Complications from central lines for brain tumours

PDF download is not available for Arabic and Urdu languages at this time. Please use the browser print function instead

An in-depth discussion of the possible complications from central line treatments for children with brain tumours.

Key points

  • Bacterial infection is a common complication of central lines.
  • Bacterial infections can be treated with antibiotics.

Central lines are thin tubes inserted into a large vein leading to the heart. Central lines can be used to provide chemotherapy drugs, antibiotics, other medicines, fluids, and nutrition to your child intravenously. They can also be used to remove blood for tests.

Infections of central lines

One common complication of central lines is bacterial infection. The main symptoms of bacterial infection are fever, with or without chills, and swelling of the skin in the area where the central line enters the vein. Bacterial infection can be diagnosed with a blood test, although sometimes it is difficult to say for sure that the infection is due to the central line.
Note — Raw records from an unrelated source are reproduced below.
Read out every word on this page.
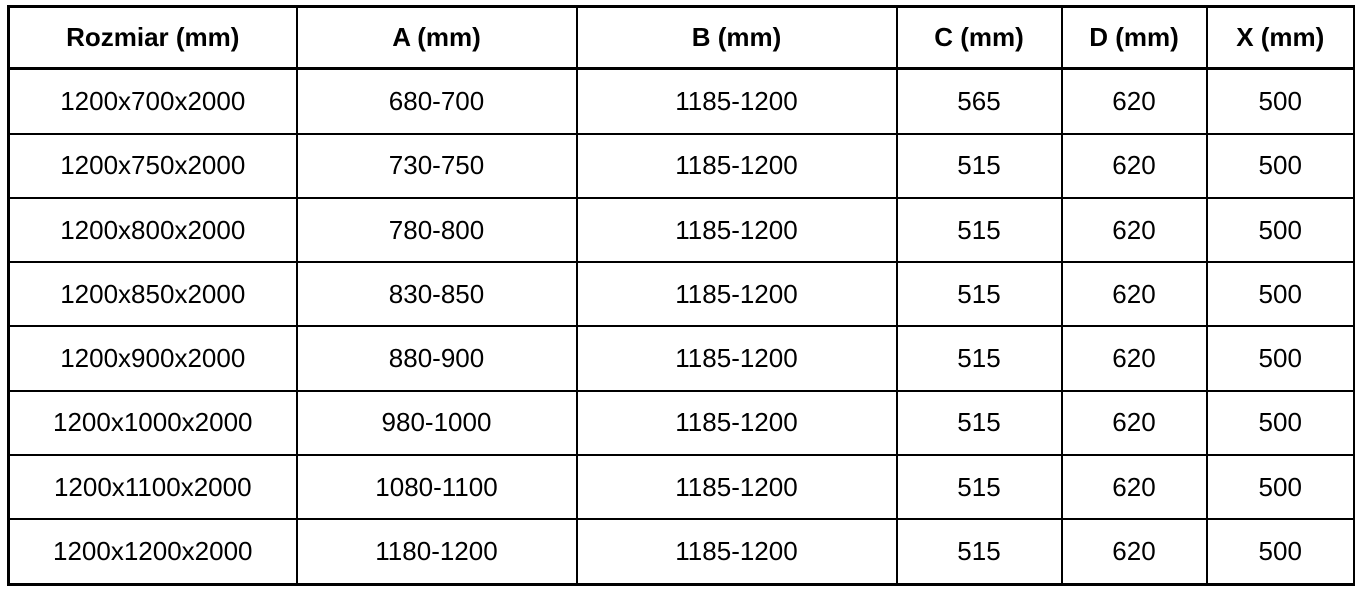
Rozmiar (mm)	A (mm)	B (mm)	C (mm)	D (mm)	X (mm)
1200x700x2000	680-700	1185-1200	565	620	500
1200x750x2000	730-750	1185-1200	515	620	500
1200x800x2000	780-800	1185-1200	515	620	500
1200x850x2000	830-850	1185-1200	515	620	500
1200x900x2000	880-900	1185-1200	515	620	500
1200x1000x2000	980-1000	1185-1200	515	620	500
1200x1100x2000	1080-1100	1185-1200	515	620	500
1200x1200x2000	1180-1200	1185-1200	515	620	500
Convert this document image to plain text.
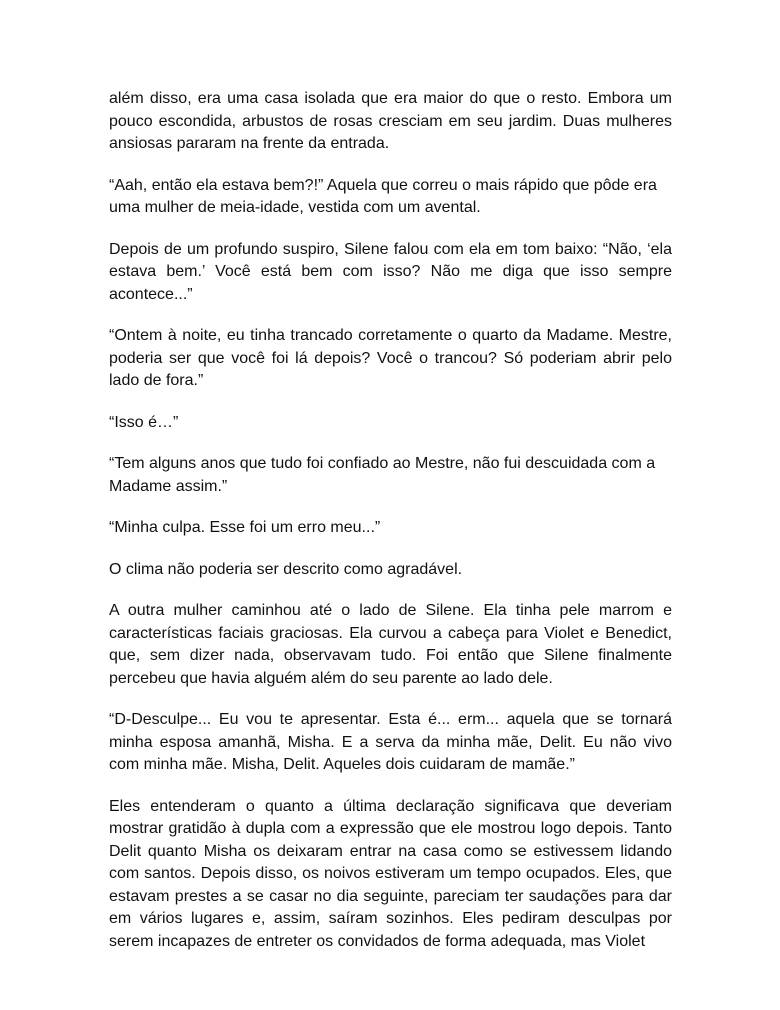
além disso, era uma casa isolada que era maior do que o resto. Embora um pouco escondida, arbustos de rosas cresciam em seu jardim. Duas mulheres ansiosas pararam na frente da entrada.

“Aah, então ela estava bem?!” Aquela que correu o mais rápido que pôde era uma mulher de meia-idade, vestida com um avental.

Depois de um profundo suspiro, Silene falou com ela em tom baixo: “Não, ‘ela estava bem.’ Você está bem com isso? Não me diga que isso sempre acontece...”

“Ontem à noite, eu tinha trancado corretamente o quarto da Madame. Mestre, poderia ser que você foi lá depois? Você o trancou? Só poderiam abrir pelo lado de fora.”

“Isso é…”

“Tem alguns anos que tudo foi confiado ao Mestre, não fui descuidada com a Madame assim.”

“Minha culpa. Esse foi um erro meu...”

O clima não poderia ser descrito como agradável.

A outra mulher caminhou até o lado de Silene. Ela tinha pele marrom e características faciais graciosas. Ela curvou a cabeça para Violet e Benedict, que, sem dizer nada, observavam tudo. Foi então que Silene finalmente percebeu que havia alguém além do seu parente ao lado dele.

“D-Desculpe... Eu vou te apresentar. Esta é... erm... aquela que se tornará minha esposa amanhã, Misha. E a serva da minha mãe, Delit. Eu não vivo com minha mãe. Misha, Delit. Aqueles dois cuidaram de mamãe.”

Eles entenderam o quanto a última declaração significava que deveriam mostrar gratidão à dupla com a expressão que ele mostrou logo depois. Tanto Delit quanto Misha os deixaram entrar na casa como se estivessem lidando com santos. Depois disso, os noivos estiveram um tempo ocupados. Eles, que estavam prestes a se casar no dia seguinte, pareciam ter saudações para dar em vários lugares e, assim, saíram sozinhos. Eles pediram desculpas por serem incapazes de entreter os convidados de forma adequada, mas Violet
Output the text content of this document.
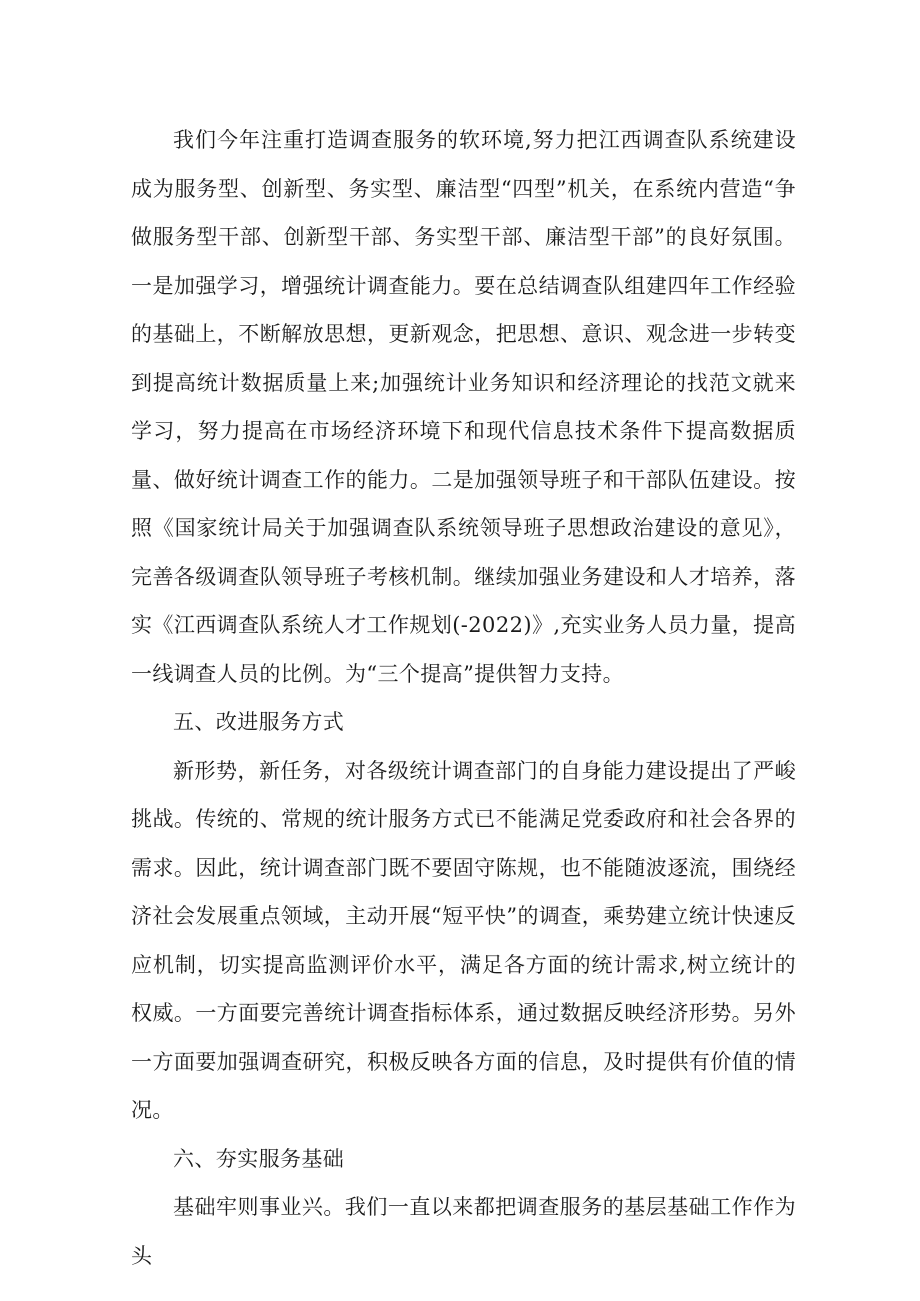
我们今年注重打造调查服务的软环境,努力把江西调查队系统建设成为服务型、创新型、务实型、廉洁型“四型”机关，在系统内营造“争做服务型干部、创新型干部、务实型干部、廉洁型干部”的良好氛围。一是加强学习，增强统计调查能力。要在总结调查队组建四年工作经验的基础上，不断解放思想，更新观念，把思想、意识、观念进一步转变到提高统计数据质量上来;加强统计业务知识和经济理论的找范文就来学习，努力提高在市场经济环境下和现代信息技术条件下提高数据质量、做好统计调查工作的能力。二是加强领导班子和干部队伍建设。按照《国家统计局关于加强调查队系统领导班子思想政治建设的意见》，完善各级调查队领导班子考核机制。继续加强业务建设和人才培养，落实《江西调查队系统人才工作规划(-2022)》,充实业务人员力量，提高一线调查人员的比例。为“三个提高”提供智力支持。

五、改进服务方式

新形势，新任务，对各级统计调查部门的自身能力建设提出了严峻挑战。传统的、常规的统计服务方式已不能满足党委政府和社会各界的需求。因此，统计调查部门既不要固守陈规，也不能随波逐流，围绕经济社会发展重点领域，主动开展“短平快”的调查，乘势建立统计快速反应机制，切实提高监测评价水平，满足各方面的统计需求,树立统计的权威。一方面要完善统计调查指标体系，通过数据反映经济形势。另外一方面要加强调查研究，积极反映各方面的信息，及时提供有价值的情况。

六、夯实服务基础

基础牢则事业兴。我们一直以来都把调查服务的基层基础工作作为头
Central line bacterial infections are treated with antibiotics. The choice of antibiotics is determined by how ill the child is, and what the bacteria is thought to be. Antibiotics are usually started intravenously until the child has stabilized. Then a switch may be made to an oral agent. Your child's doctor will determine how long they need to receive antibiotics for, depending on how serious the infection is. In some rare situations, and with certain types of bacteria, the central line may need to be removed. Once the infection is cured, the central line can be reinserted.